Oh, and the participants had no idea what they were getting themselves into – we just asked for non-riders to be in a series of videos and some people volunteered. They probably won’t volunteer for videos ever again, but whatever.
The results were pretty outstanding. Some of the non-riders knew a lot of the products; some knew nothing about any of them. Some were hysterically funny in spurts; some were laugh out loud (sorry…LOL) funny the entire time.
There were a few times when the right person had the right product at the right time. Brandan talking about the Grazing Muzzle was one of our favorites (you’ll see it soon, don’t worry). Ty with the Sleazy Sleepwear was pretty special. But I had forgotten about maybe the funniest product/participant combo that we had: Kent and the Rockin’ SP Quilted Tail Bag by Big D.
To be fair to Kent, he was the last to go. He was 14 out of 14. And he didn’t start until 5:00 or so. On a Friday. In December – you know, maybe the busiest time of the year for us at SmartPak. But he was a good sport and gave us everything he had. And oh boy was it awesome.
The video below is entirely unedited. It’s the raw, unpolluted footage straight from the camera. It starts out just like any other video, but quickly spirals out of control.
These are some of my favorite/the most memorable/quotable moments of the video.
0:37 Love that he doesn’t take long to start his guessing. He’s off to a good start.
0:58 The first sign of trouble – “a blanket can not fit in here.” I rescind my comment about being off to a good start.
1:13 He’s back on track (no pun intended) – talking through your thoughts in these situations is a good way to go. Although he does refer to it as a “blanket holder.” Didn’t we just rule that out?
1:30 Oranges? Really?
1:46 At least he’s sticking to his guns with the fruit thing. Gotta admire him for that.
1:58 The first time Sarah tells him what it’s called.

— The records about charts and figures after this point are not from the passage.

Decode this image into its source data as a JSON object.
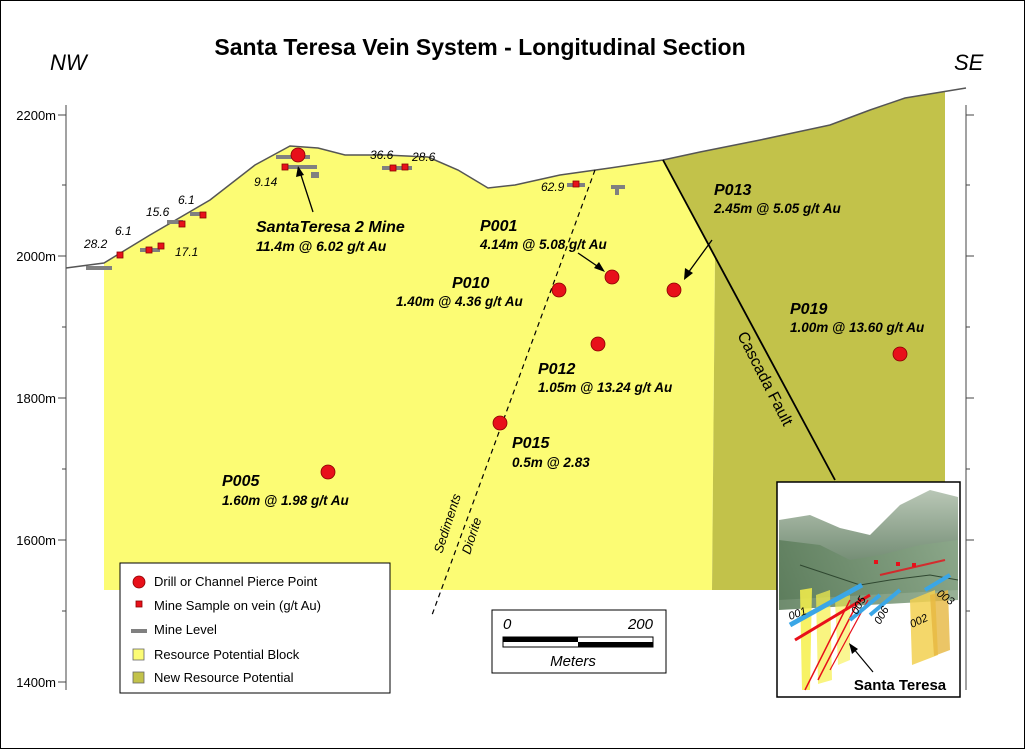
{
  "title": "Santa Teresa Vein System -  Longitudinal Section",
  "orientation": {
    "left": "NW",
    "right": "SE"
  },
  "elevation_axis": {
    "major_ticks": [
      "2200m",
      "2000m",
      "1800m",
      "1600m",
      "1400m"
    ]
  },
  "mine": {
    "name": "SantaTeresa 2 Mine",
    "result": "11.4m @ 6.02 g/t Au"
  },
  "mine_samples": [
    "28.2",
    "6.1",
    "15.6",
    "6.1",
    "17.1",
    "9.14",
    "36.6",
    "28.6",
    "62.9"
  ],
  "pierce_points": [
    {
      "id": "P001",
      "result": "4.14m  @  5.08  g/t Au"
    },
    {
      "id": "P013",
      "result": "2.45m @ 5.05 g/t Au"
    },
    {
      "id": "P010",
      "result": "1.40m @ 4.36 g/t Au"
    },
    {
      "id": "P019",
      "result": "1.00m @ 13.60 g/t Au"
    },
    {
      "id": "P012",
      "result": "1.05m @ 13.24 g/t Au"
    },
    {
      "id": "P015",
      "result": "0.5m @ 2.83"
    },
    {
      "id": "P005",
      "result": "1.60m @ 1.98 g/t Au"
    }
  ],
  "geology": {
    "fault": "Cascada Fault",
    "contact_upper": "Sediments",
    "contact_lower": "Diorite"
  },
  "scale_bar": {
    "start": "0",
    "end": "200",
    "unit": "Meters"
  },
  "legend": [
    {
      "label": "Drill or Channel Pierce Point",
      "symbol": "red-circle"
    },
    {
      "label": "Mine Sample on vein (g/t Au)",
      "symbol": "red-square"
    },
    {
      "label": "Mine Level",
      "symbol": "grey-dash"
    },
    {
      "label": "Resource Potential Block",
      "symbol": "yellow-square"
    },
    {
      "label": "New Resource Potential",
      "symbol": "olive-square"
    }
  ],
  "inset": {
    "caption": "Santa Teresa",
    "vein_labels": [
      "001",
      "005",
      "006",
      "002",
      "003"
    ]
  },
  "colors": {
    "resource_block": "#fcfc74",
    "new_resource": "#c2c24a",
    "pierce_point": "#e8101a",
    "mine_level": "#808080"
  }
}
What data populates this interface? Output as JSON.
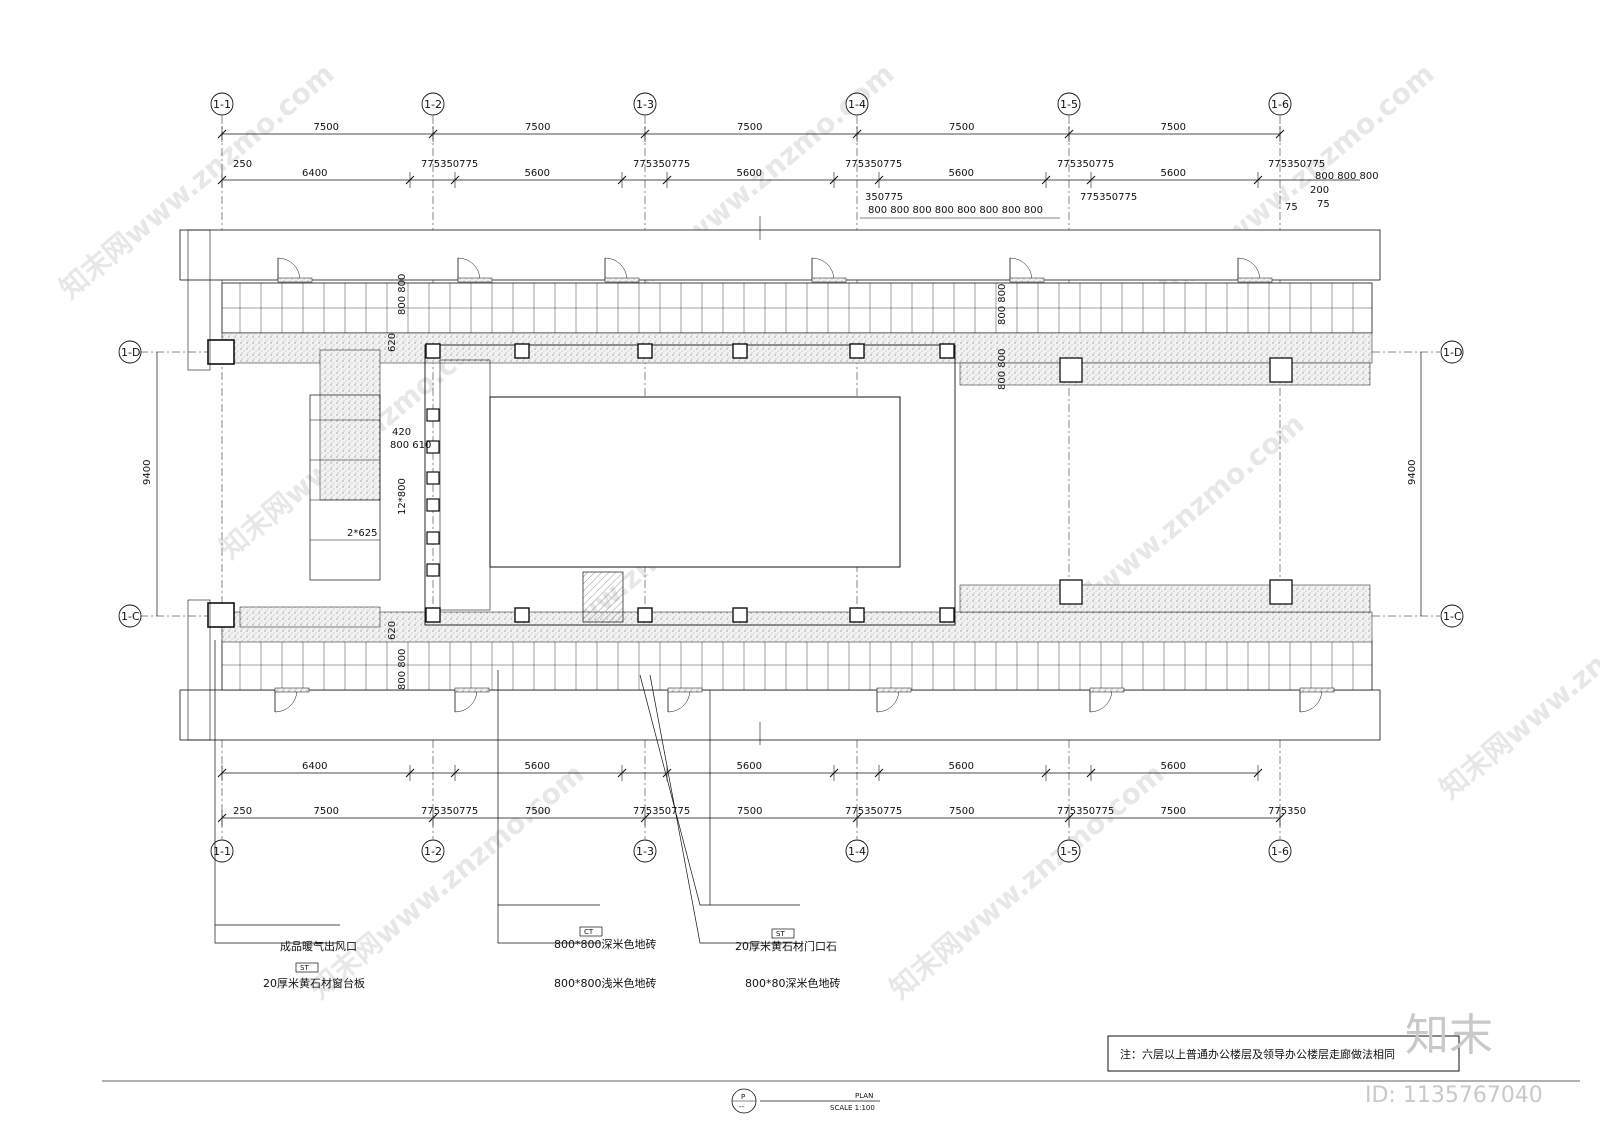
{
  "grid_top": [
    "1-1",
    "1-2",
    "1-3",
    "1-4",
    "1-5",
    "1-6"
  ],
  "grid_side": [
    "1-D",
    "1-C"
  ],
  "dims_bay": [
    "7500",
    "7500",
    "7500",
    "7500",
    "7500"
  ],
  "dims_clear": [
    "6400",
    "5600",
    "5600",
    "5600",
    "5600"
  ],
  "dims_small_top": [
    "250",
    "775350775",
    "775350775",
    "775350775",
    "775350775",
    "775350775"
  ],
  "dims_small_bottom": [
    "250",
    "775350775",
    "775350775",
    "775350775",
    "775350775",
    "775350"
  ],
  "dims_right_top": "800 800 800",
  "dims_tiles": "800 800 800 800 800 800 800 800",
  "dims_350_775": "350775",
  "dims_second_row": "775350775",
  "dims_200": "200",
  "dims_75a": "75",
  "dims_75b": "75",
  "dims_depth": "9400",
  "dims_left_vertical": [
    "800 800",
    "800 800",
    "620",
    "620",
    "420",
    "800 610",
    "12*800",
    "2*625"
  ],
  "material_labels": {
    "radiator": "成品暖气出风口",
    "sill_tag": "ST",
    "sill": "20厚米黄石材窗台板",
    "dark_tile_tag": "CT",
    "dark_tile": "800*800深米色地砖",
    "light_tile": "800*800浅米色地砖",
    "door_stone_tag": "ST",
    "door_stone": "20厚米黄石材门口石",
    "dark_tile_2": "800*80深米色地砖"
  },
  "note": "注：六层以上普通办公楼层及领导办公楼层走廊做法相同",
  "title": {
    "symbol_top": "P",
    "symbol_bottom": "--",
    "name": "PLAN",
    "scale": "SCALE 1:100"
  },
  "watermark": {
    "text": "知末网www.znzmo.com",
    "logo": "知末",
    "id": "ID: 1135767040"
  },
  "colors": {
    "line": "#111111",
    "hatch": "#888888",
    "watermark": "#c9c9c9"
  }
}
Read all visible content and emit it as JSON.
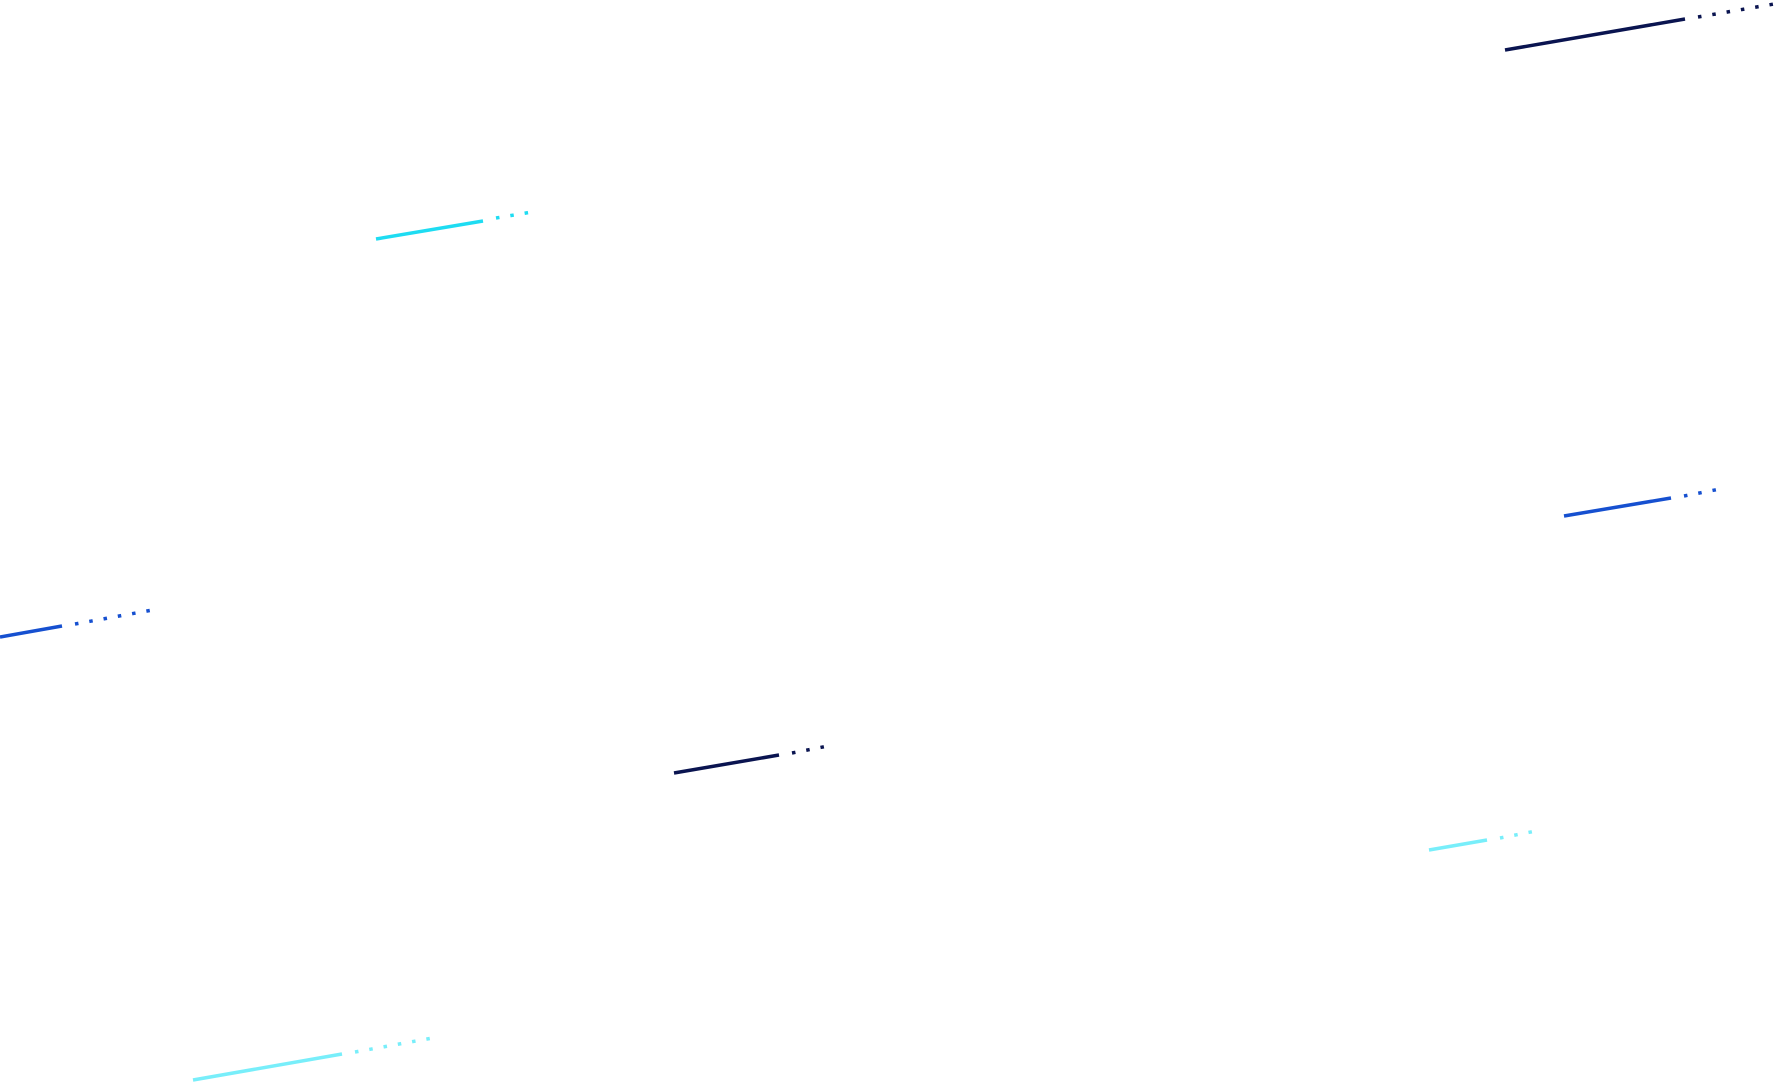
{
  "colors": {
    "background": "#ffffff",
    "navy": "#0a1450",
    "blue": "#1650d0",
    "cyan": "#1edcf2",
    "light_cyan": "#78eefa"
  },
  "streaks": [
    {
      "name": "streak-navy-top-right",
      "color": "navy"
    },
    {
      "name": "streak-cyan-upper-left",
      "color": "cyan"
    },
    {
      "name": "streak-blue-right",
      "color": "blue"
    },
    {
      "name": "streak-blue-left",
      "color": "blue"
    },
    {
      "name": "streak-navy-center",
      "color": "navy"
    },
    {
      "name": "streak-light-cyan-right",
      "color": "light_cyan"
    },
    {
      "name": "streak-light-cyan-bottom-left",
      "color": "light_cyan"
    }
  ]
}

It won’t be the last.
2:03 Uh oh.
2:17 If you listen closely, after he says “tail bag” here, you can hear me trying (unsuccessfully) not to laugh.
2:31 Patience is waning.
2:45 The second time Sarah tells him exactly what it is. He immediately follows up with “a tail of what? Of woe?” It’s like he knew I’d write a blog about what was unfolding and needed a title for it. Also, I’m laughing again in the background.
3:29 Here comes the disbelief. Frustration has won out.
3:48 The fourth time she spells it out for him. Points to Sarah for keeping her composure.
4:15 There’s 5. We’ve lost him.
4:38 #6. I almost lost it when he said “vanity tail”. I’d like to point out that Sarah is wearing a microphone and I am not. She did an amazing job not laughing hysterically – unlike me. As I recall, she was twitching violently on the floor trying to hold it together. And doing it quietly, too, which I appreciated.
4:50 Oy vey.
5:05 Wait for it.
5:13 Almost there.
5:19 There it is! We’ve officially broken Kent. My comment “He was getting so angry” really is a nice capper to an otherwise glorious 5 minutes.